Monday, March 20, 2006

Facing Tomorrow and Moving Forward

Call it a matter of being childish, or just simply trying to be strong and ignore something that meant so much to me. Yes a person is what I am referring to, but taking into account everything, all information, pros and cons, I need to show her I am strong. Besides, the chances of her knowing how much I care and well if given the chance, to actually show her that I care for her much more than I do to myself is no where in site. I guess, our worlds will never meet. I wouldn’t blame her, she has a promising career ahead, and well, she has beauty, looks, money, practically everything. So why bother having me around.

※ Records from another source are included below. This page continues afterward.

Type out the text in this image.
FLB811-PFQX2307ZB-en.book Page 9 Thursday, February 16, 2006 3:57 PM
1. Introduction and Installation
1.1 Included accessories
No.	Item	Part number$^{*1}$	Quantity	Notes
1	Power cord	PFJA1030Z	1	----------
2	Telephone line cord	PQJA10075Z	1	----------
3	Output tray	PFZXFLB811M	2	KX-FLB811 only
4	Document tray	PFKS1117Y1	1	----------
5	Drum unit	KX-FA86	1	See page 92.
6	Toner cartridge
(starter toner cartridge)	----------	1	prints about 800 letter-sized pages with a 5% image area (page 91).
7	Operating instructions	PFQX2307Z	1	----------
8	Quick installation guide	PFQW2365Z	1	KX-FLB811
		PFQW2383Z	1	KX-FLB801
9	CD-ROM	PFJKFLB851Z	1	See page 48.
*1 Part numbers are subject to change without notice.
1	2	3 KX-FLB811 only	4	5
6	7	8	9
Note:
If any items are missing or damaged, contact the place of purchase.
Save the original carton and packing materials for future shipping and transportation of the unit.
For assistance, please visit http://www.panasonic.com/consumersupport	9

I am not used to this. I would often bow my head, flash her a smile even if deep inside I am hurting since I know that I cannot have her. Being technically married is among them. But one thing that is for sure, she cannot step beyond my relationship with my beloved daughter. No one can! I will never replace my love and relationship for my daughter with anyone else, even if it means staying alone till I grow old.

Its time to admit, she is better off with someone with less complications. All I have of her is a dream, somewhere where even the impossible can come true. I guess its just for the best. Why settle for a used has been when you can get a clean slated person to share your life with. Farewell to you my friend, but I think I have to move on with a heavy heart… if you still care.

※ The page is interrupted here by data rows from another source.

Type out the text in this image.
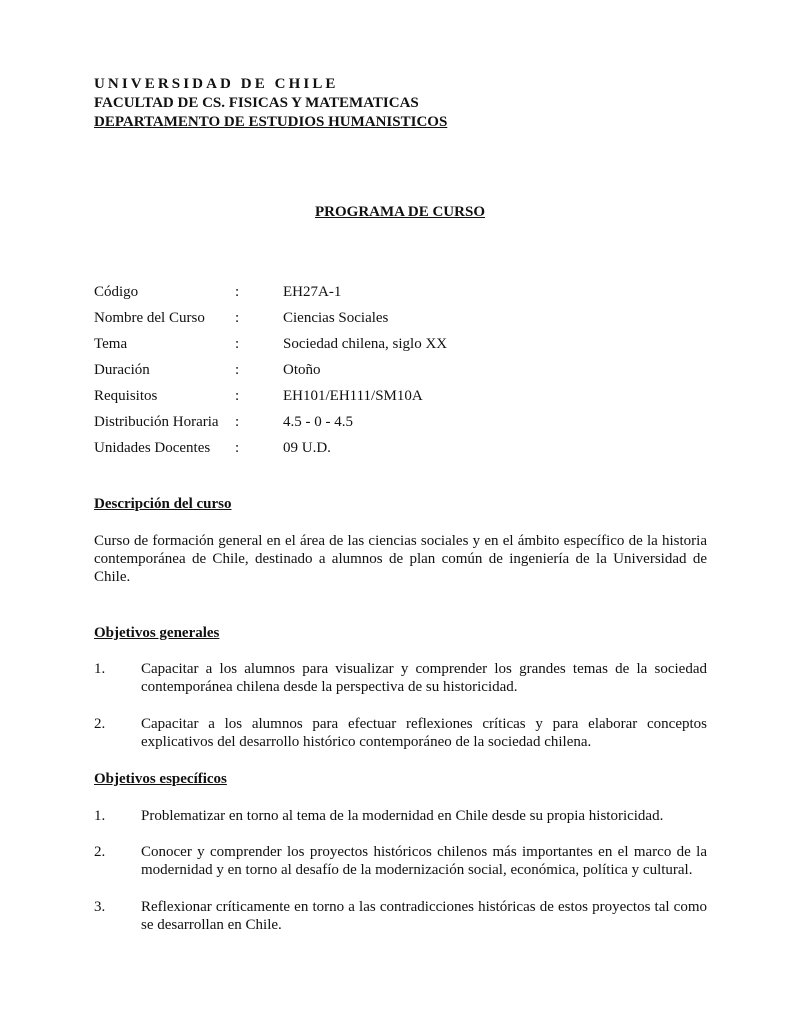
UNIVERSIDAD DE CHILE
FACULTAD DE CS. FISICAS Y MATEMATICAS
DEPARTAMENTO DE ESTUDIOS HUMANISTICOS
PROGRAMA DE CURSO
Código	:	EH27A-1
Nombre del Curso :	Ciencias Sociales
Tema	:	Sociedad chilena, siglo XX
Duración	:	Otoño
Requisitos	:	EH101/EH111/SM10A
Distribución Horaria :	4.5 - 0 - 4.5
Unidades Docentes :	09 U.D.
Descripción del curso
Curso de formación general en el área de las ciencias sociales y en el ámbito específico de la historia contemporánea de Chile, destinado a alumnos de plan común de ingeniería de la Universidad de Chile.
Objetivos generales
1. Capacitar a los alumnos para visualizar y comprender los grandes temas de la sociedad contemporánea chilena desde la perspectiva de su historicidad.
2. Capacitar a los alumnos para efectuar reflexiones críticas y para elaborar conceptos explicativos del desarrollo histórico contemporáneo de la sociedad chilena.
Objetivos específicos
1. Problematizar en torno al tema de la modernidad en Chile desde su propia historicidad.
2. Conocer y comprender los proyectos históricos chilenos más importantes en el marco de la modernidad y en torno al desafío de la modernización social, económica, política y cultural.
3. Reflexionar críticamente en torno a las contradicciones históricas de estos proyectos tal como se desarrollan en Chile.
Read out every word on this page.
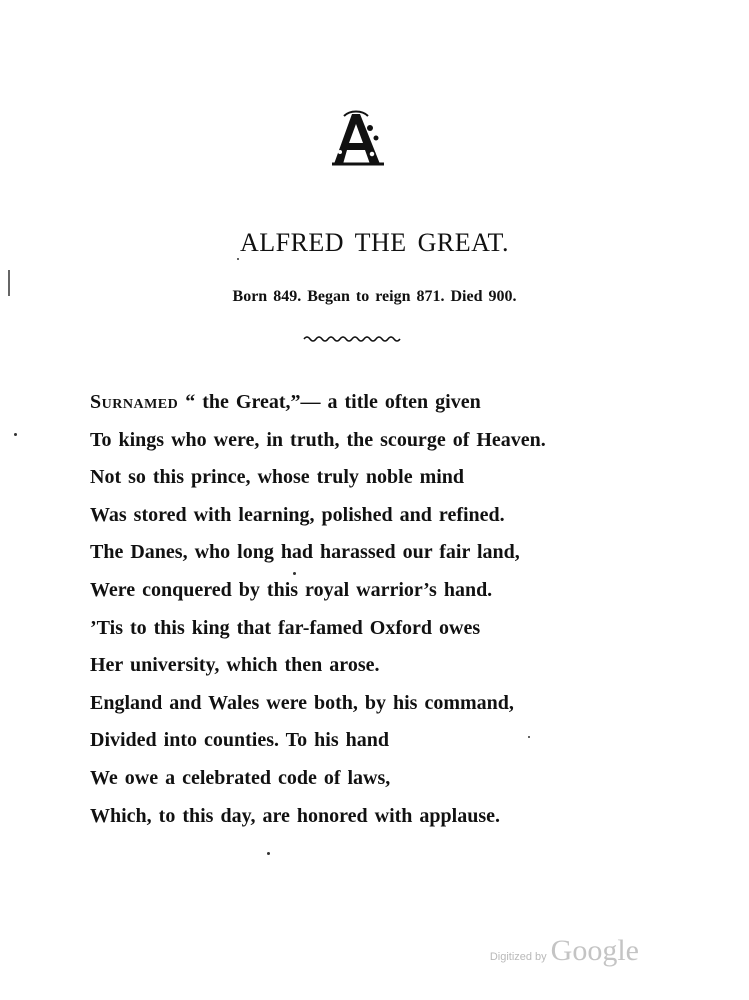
ALFRED THE GREAT.
Born 849. Began to reign 871. Died 900.
Surnamed “ the Great,”— a title often given
To kings who were, in truth, the scourge of Heaven.
Not so this prince, whose truly noble mind
Was stored with learning, polished and refined.
The Danes, who long had harassed our fair land,
Were conquered by this royal warrior’s hand.
’Tis to this king that far-famed Oxford owes
Her university, which then arose.
England and Wales were both, by his command,
Divided into counties. To his hand
We owe a celebrated code of laws,
Which, to this day, are honored with applause.
Digitized by Google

Striving to be the Complete Parent

How do you put it hmmm. A single parent? Mother and Father? Well, this was what I always wanted to be for my daughter, who has now become a full grown teenager. I was never a good husband, but I am sure I can become a good Father to my daughter given the chance. Not only in terms of monetary support, but being there for her in her times.

Ideally, children would go with the mothers when their parents separate. But somehow, I find myself in a rare position. Being chosen alone over my estranged wife is something that warms my heart and gives me a reason to smile. I remember my daughter telling me, she never knew me that well when her mom was around, and all she got was I was a very bad father or husband. Proving this alone makes it a fulfilling stage for me. Not a happy one, coz before I still wanted a complete family. But priorities and times change. I would still follow the conventional practice and observe a conservative point of view. No matter what, I am proud of my daughter and I know she will appreciate that one day.

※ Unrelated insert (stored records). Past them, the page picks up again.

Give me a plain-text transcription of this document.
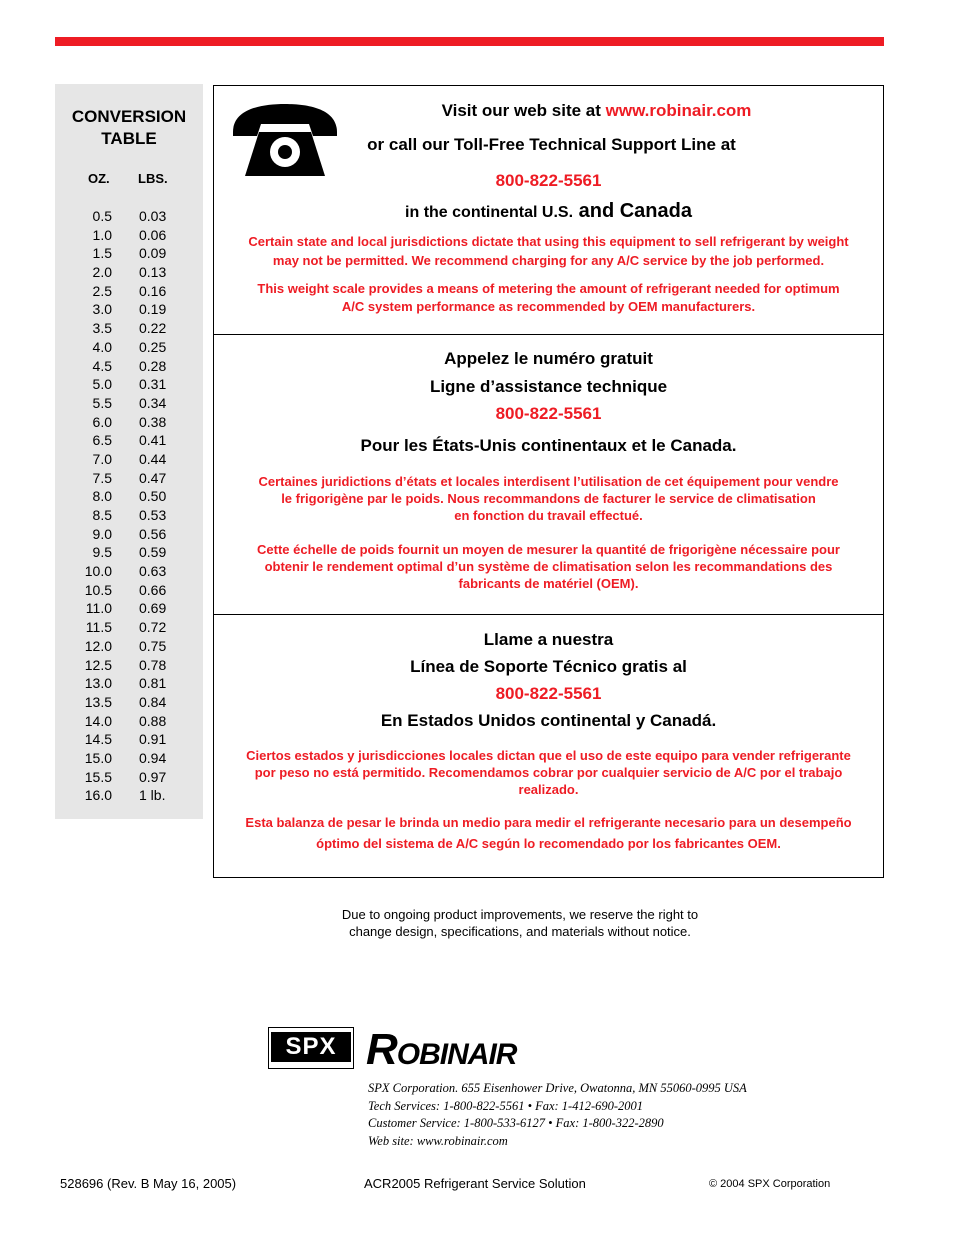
CONVERSION
TABLE
OZ. LBS.
0.5 0.03
1.0 0.06
1.5 0.09
2.0 0.13
2.5 0.16
3.0 0.19
3.5 0.22
4.0 0.25
4.5 0.28
5.0 0.31
5.5 0.34
6.0 0.38
6.5 0.41
7.0 0.44
7.5 0.47
8.0 0.50
8.5 0.53
9.0 0.56
9.5 0.59
10.0 0.63
10.5 0.66
11.0 0.69
11.5 0.72
12.0 0.75
12.5 0.78
13.0 0.81
13.5 0.84
14.0 0.88
14.5 0.91
15.0 0.94
15.5 0.97
16.0 1 lb.
Visit our web site at www.robinair.com
or call our Toll-Free Technical Support Line at
800-822-5561
in the continental U.S. and Canada
Certain state and local jurisdictions dictate that using this equipment to sell refrigerant by weight
may not be permitted. We recommend charging for any A/C service by the job performed.
This weight scale provides a means of metering the amount of refrigerant needed for optimum
A/C system performance as recommended by OEM manufacturers.
Appelez le numéro gratuit
Ligne d’assistance technique
800-822-5561
Pour les États-Unis continentaux et le Canada.
Certaines juridictions d’états et locales interdisent l’utilisation de cet équipement pour vendre
le frigorigène par le poids. Nous recommandons de facturer le service de climatisation
en fonction du travail effectué.
Cette échelle de poids fournit un moyen de mesurer la quantité de frigorigène nécessaire pour
obtenir le rendement optimal d’un système de climatisation selon les recommandations des
fabricants de matériel (OEM).
Llame a nuestra
Línea de Soporte Técnico gratis al
800-822-5561
En Estados Unidos continental y Canadá.
Ciertos estados y jurisdicciones locales dictan que el uso de este equipo para vender refrigerante
por peso no está permitido. Recomendamos cobrar por cualquier servicio de A/C por el trabajo
realizado.
Esta balanza de pesar le brinda un medio para medir el refrigerante necesario para un desempeño
óptimo del sistema de A/C según lo recomendado por los fabricantes OEM.
Due to ongoing product improvements, we reserve the right to
change design, specifications, and materials without notice.
SPX ROBINAIR
SPX Corporation. 655 Eisenhower Drive, Owatonna, MN 55060-0995 USA
Tech Services: 1-800-822-5561 • Fax: 1-412-690-2001
Customer Service: 1-800-533-6127 • Fax: 1-800-322-2890
Web site: www.robinair.com
528696 (Rev. B May 16, 2005)	ACR2005 Refrigerant Service Solution	© 2004 SPX Corporation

Never in my dreams did I imagine I would be in this situation. I always looked at myself as the worst person in this world. That entirely changed with Vanessa around. She may not know it, but every time she would say that I am not a bad father, thanks for everything Papa, I love you Papa…. I would shed a tear if I were the teary eyed person. My heart warms though, and she will never know this coz like her, I keep my feeling from her. In the genes I guess.

I love my daughter, and in the same way that I was brought up by my peers, enjoying life, sacrificing for my sake, it is my turn to do the same. Enjoying life in the pre-adult years is something worth treasuring. I should know…up to now, I still recall and enjoy those years of my life.

Thursday, February 16, 2006

The Opening..

A blog spot that really had me wondering on what to name it, taking me hours to finally decide. My idea was about the things I love to do and the person I value the most, my daughter Natazha. So mixing them all together, what better way would there be than to name it Daddy and Daughter Times, a look into the lifestyle we both have right now. It has been a really tough journey, but I have no regrets and complaints. I focus and dedicate all that I am doing to my daughter, with the hope that one day, she too would follow the attitude, discipline and hardships that I have put in my work and endeavors. Hope that people will enjoy our life journeys.

Happy Reading to all! Daddy and Daughter Times is now officially open!